DAVID HORN COLLECTION
No. 12754. Sloan Biplane
Source unknown

Sloan Biplane

03/31/2015. Remarks by Johan Visschedijk: "From 1910 to 1912 the American Jacques-Jules Sloan built his series of "bicurve" biplanes in a small workshop in the Paris suburb of Charenton. As with so many of the early designers and builders, it is difficult to determine how many of the machines appearing under his name were new ones, or merely earlier ones modified and developed.

His first was shown in 1910, typical of his bicurve designs with the shorter top wing arching down at the tips and attached to the lower wing just inboard of the tips of the lower wing. The extended leading and trailing edges of the upper wing joined those of the lower. The lower wing had some dihedral with drooping tips and large ailerons on the trailing edges near the ends. The long uncovered rectangular fuselage sat two in tandem behind the engine, a 50 hp Gnome with an 8 ft 2.4 in (2.5 m) diameter Sloan propeller.

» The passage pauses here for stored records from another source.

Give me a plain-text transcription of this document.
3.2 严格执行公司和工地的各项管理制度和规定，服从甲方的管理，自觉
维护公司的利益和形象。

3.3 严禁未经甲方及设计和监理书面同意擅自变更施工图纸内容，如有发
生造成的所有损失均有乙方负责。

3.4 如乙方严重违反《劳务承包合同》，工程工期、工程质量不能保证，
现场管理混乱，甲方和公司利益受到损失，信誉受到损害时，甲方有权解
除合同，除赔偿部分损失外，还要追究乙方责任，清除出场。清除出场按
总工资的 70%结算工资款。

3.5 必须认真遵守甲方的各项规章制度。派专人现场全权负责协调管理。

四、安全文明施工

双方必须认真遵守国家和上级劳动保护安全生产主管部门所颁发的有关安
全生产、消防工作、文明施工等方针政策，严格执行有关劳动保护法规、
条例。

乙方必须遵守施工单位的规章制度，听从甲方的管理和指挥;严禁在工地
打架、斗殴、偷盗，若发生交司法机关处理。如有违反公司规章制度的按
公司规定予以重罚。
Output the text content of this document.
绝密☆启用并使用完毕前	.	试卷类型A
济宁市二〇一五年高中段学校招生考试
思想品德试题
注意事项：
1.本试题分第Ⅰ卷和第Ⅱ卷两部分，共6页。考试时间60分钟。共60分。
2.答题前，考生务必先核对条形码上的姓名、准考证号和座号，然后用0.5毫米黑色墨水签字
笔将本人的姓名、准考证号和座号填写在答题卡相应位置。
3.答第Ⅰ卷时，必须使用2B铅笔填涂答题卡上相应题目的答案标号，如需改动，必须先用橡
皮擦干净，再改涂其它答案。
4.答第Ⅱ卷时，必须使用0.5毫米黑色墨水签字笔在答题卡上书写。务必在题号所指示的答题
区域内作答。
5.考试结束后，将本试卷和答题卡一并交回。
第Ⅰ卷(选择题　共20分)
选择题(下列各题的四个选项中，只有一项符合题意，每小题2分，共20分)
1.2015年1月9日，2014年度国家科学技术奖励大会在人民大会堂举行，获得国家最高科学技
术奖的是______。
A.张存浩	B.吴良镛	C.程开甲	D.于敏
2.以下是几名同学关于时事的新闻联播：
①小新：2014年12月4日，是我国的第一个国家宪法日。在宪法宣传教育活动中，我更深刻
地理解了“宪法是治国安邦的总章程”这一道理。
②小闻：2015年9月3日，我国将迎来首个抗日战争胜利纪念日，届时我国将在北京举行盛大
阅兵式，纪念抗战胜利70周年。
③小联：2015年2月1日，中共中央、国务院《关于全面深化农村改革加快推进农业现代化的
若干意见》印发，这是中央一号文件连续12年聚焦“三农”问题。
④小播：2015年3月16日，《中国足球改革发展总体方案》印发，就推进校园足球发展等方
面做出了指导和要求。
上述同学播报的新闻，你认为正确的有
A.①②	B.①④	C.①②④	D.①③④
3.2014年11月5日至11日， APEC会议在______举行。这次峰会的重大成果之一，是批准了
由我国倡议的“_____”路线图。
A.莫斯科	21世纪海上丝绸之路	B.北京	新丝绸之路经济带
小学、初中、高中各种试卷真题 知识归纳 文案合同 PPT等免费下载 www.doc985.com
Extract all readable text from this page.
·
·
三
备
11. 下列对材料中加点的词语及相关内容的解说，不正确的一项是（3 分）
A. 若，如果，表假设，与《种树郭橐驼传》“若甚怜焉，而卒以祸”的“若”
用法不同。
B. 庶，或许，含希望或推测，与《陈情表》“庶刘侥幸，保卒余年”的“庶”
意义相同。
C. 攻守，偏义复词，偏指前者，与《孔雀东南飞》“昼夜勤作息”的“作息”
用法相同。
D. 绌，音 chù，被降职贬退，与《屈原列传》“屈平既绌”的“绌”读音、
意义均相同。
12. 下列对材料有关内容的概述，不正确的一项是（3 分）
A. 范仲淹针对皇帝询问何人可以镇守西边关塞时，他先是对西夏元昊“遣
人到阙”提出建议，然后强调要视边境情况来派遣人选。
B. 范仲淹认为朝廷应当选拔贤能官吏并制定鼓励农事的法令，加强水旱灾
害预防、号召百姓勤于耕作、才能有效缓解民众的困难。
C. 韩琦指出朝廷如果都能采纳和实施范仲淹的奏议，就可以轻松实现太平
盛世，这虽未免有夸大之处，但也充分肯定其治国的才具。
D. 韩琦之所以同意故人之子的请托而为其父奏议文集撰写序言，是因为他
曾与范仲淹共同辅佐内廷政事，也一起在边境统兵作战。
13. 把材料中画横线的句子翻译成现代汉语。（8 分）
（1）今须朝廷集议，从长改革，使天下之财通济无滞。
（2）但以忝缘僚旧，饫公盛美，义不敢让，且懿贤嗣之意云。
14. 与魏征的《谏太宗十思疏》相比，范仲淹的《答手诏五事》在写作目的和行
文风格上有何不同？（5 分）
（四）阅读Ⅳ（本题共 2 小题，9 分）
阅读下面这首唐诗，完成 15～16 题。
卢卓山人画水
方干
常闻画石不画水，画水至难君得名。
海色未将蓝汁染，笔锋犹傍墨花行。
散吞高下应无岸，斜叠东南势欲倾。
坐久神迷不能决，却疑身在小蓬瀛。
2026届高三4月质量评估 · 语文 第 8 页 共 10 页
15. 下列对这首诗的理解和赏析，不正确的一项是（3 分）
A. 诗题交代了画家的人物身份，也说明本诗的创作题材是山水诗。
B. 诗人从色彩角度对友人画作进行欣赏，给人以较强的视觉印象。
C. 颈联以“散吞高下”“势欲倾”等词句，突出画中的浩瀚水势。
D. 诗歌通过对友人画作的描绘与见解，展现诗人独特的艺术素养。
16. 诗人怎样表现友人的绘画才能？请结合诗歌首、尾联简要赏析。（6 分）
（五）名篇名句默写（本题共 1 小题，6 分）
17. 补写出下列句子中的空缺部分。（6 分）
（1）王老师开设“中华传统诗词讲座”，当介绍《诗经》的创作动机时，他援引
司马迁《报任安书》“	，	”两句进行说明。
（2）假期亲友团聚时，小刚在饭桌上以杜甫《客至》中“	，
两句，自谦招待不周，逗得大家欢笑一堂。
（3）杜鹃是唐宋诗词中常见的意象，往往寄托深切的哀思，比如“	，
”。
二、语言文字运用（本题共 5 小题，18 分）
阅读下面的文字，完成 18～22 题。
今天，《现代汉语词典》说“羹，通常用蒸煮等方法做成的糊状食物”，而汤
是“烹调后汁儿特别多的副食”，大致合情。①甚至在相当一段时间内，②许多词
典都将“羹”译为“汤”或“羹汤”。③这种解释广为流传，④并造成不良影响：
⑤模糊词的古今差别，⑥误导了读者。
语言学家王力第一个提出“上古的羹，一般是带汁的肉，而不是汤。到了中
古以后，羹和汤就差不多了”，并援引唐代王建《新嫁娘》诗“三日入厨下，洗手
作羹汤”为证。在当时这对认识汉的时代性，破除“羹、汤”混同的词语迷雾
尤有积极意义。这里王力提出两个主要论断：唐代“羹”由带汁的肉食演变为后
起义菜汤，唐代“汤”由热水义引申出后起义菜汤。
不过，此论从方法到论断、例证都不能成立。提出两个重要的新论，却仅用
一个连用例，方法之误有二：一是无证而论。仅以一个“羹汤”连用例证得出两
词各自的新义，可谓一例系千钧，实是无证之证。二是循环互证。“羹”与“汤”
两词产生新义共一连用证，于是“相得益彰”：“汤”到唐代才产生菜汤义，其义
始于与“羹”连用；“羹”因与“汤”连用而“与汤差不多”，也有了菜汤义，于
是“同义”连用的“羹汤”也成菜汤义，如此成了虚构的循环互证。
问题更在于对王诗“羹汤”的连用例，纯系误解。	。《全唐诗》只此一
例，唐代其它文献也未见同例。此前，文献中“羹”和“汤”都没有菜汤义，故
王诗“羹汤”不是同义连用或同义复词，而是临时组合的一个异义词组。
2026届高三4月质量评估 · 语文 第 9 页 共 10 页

A tall rectangular rudder stood up at the rear above a long tail plane set at a high angle on the fuselage. The elevators were connected to a forward elevator mounted on outriggers. The aeroplane rested in front on two pairs of wheels with a skid between each pair, and a tail wheel; the latter was replaced with a skid before the end of the year. The lower wings were called lifting surfaces and the upper ones stabilizing surfaces: the theory was that the downward curve of the lower wings would "slow the chute if the engine cut".

A similar machine, or the same one altered, was often photographed in flight. The forward elevator was gone, and a 35 hp Labor provided power through chains to the two tractor propellers. The pilot sat in a sort of bucket. Another version - or modification - flew next, with the Gnome and a single tractor propeller, front elevator, but with a less-drooping top wing. It crashed in 1911.

Sloan's penultimate reported flying machine was flying in 1912 at Issy, seemingly a throwback to the 1910 designs, with a similar twin skid; a final design was similar to the 1912 military aeroplane but with a small four-cylinder in-line engine."